United Nations: The U.S. on Friday intensified its opposition to the upcoming U.N. meeting to adopt a landmark pact on migration, calling it a “pro-migration” document that undermines sovereignty and warning that supporters are trying to create new international law.

The U.S. Mission to the United Nations issued the blistering three-page “national statement” on the “Global Compact for Safe, Orderly, and Regular Migration” which is to be formally approved at a high-level meeting in Marrakech, Morocco, on Monday and Tuesday.

The statement claims the compact is attempting to “globalize” migration governance at the expense of state sovereignty” and “its pro-migration stance fails to recognize that well-managed legal immigration must start and end with effective national controls over borders.”

The drafting process for the global compact was launched after all 193 U.N. member states, including the United States under President Barack Obama, adopted a declaration in 2016 saying no country can manage international migration on its own and agreed to work on a pact.

But the United States, under President Donald Trump, pulled out a year ago, claiming that numerous provisions in the compact were “inconsistent with U.S. immigration and refugee policies.”

In July, 192 countries unanimously agreed on the 34-page compact — the first global document to tackle migration — after lengthy negotiations on the often contentious issue, with only the United States boycotting.

But in recent months, countries including Australia, Israel, Hungary, Austria, Croatia, Italy, Bulgaria and the Czech Republic have said they will not support it.
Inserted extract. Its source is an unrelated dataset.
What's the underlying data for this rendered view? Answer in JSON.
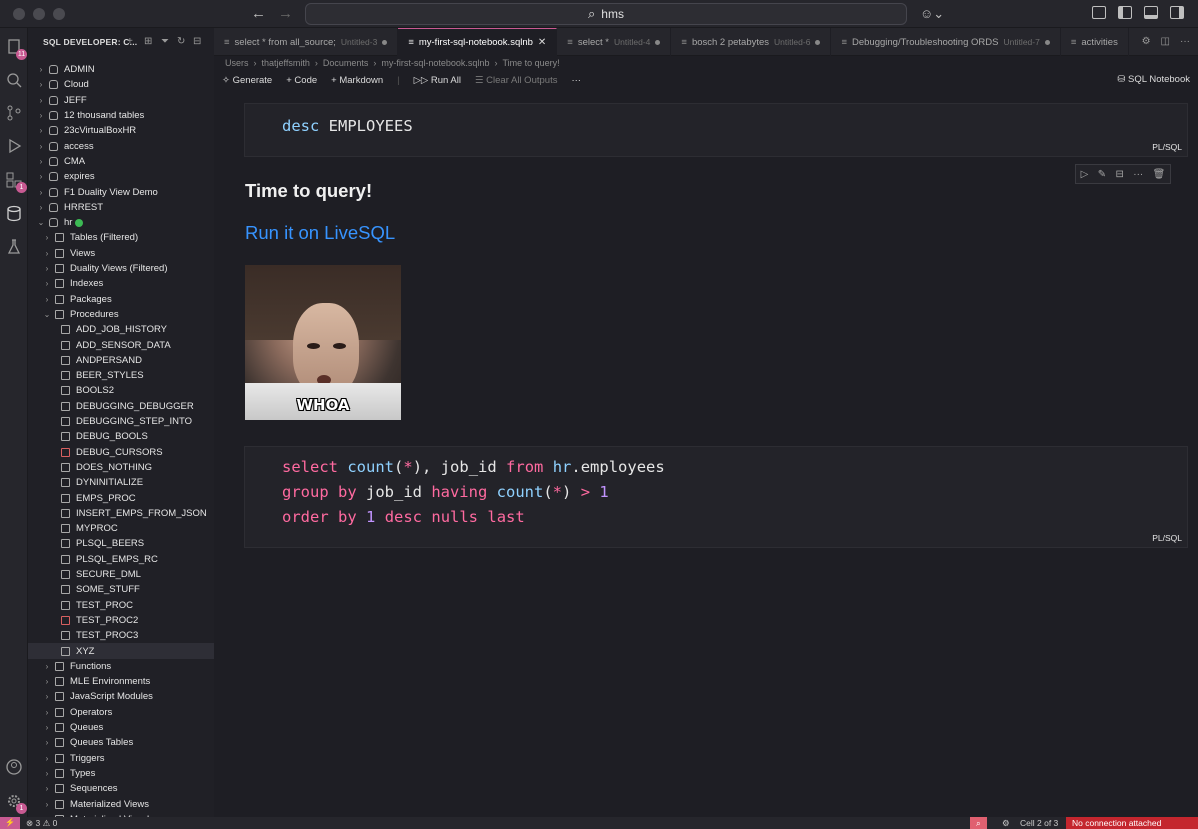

Poland and Estonia also may not sign and Belgium’s coalition government is so divided over it, the question of whether to sign the pact is threatening to topple its government.

There remans over 130 countries who are still committed to adopt the Migration document, Canada's Prime Minister Speaking from Marrakech, Morocco on Friday, where a UN summit on migration is to kick off next week, said the Global Compact on Migration is an important agreement that will set out, for the first time, an official international framework for countries to work together on the causes and impacts of migration.

Slovakia’s Foreign Minister Miroslav Lajcak, the former General Assembly president who presided over the July meeting, resigned over his country’s opposition to the pact but said Friday he had changed his mind after support from the president, prime minister and many others.

U.N. spokesman Stephane Dujarric said Friday that 135 countries have informed the U.N. they are attending the Marrakech meeting, and “we also expect more of them to register on the first day of the conference.” He also announced that U.N. Secretary-General Antonio Guterres will attend.

Louise Arbour, the U.N. envoy for international migration who will be chairing the Marrakech meeting, expressed great disappointment a week ago that some countries are reneging on their support for the compact, especially because it is not legally binding and after its formal adoption “there is not a single country that is obligated to do anything that it doesn’t want to.”

Dujarric called it “regrettable” but stressed Friday that “this is not a closed door” and the U.N. hopes countries “will come back and continue to participate in these discussions.”

“This is a non-binding pact,” Dujarric said. “This is about helping countries manage migration. This is about reaffirming the rights of countries to obviously control their own borders. It seems to defy logic to see how you can manage migration without having a global conversation.”

But the U.S. statement on Friday expressed concern “that compact supporters, recognizing the lack of widespread support for a legally binding international migration convention, seek to use the compact and its outcomes and objectives as a long-term means of building customary international law or so-called ‘soft law’ in the area of migration.”

It said the word “compact” has no agreed-on meaning in international law “but it implies legal obligation.”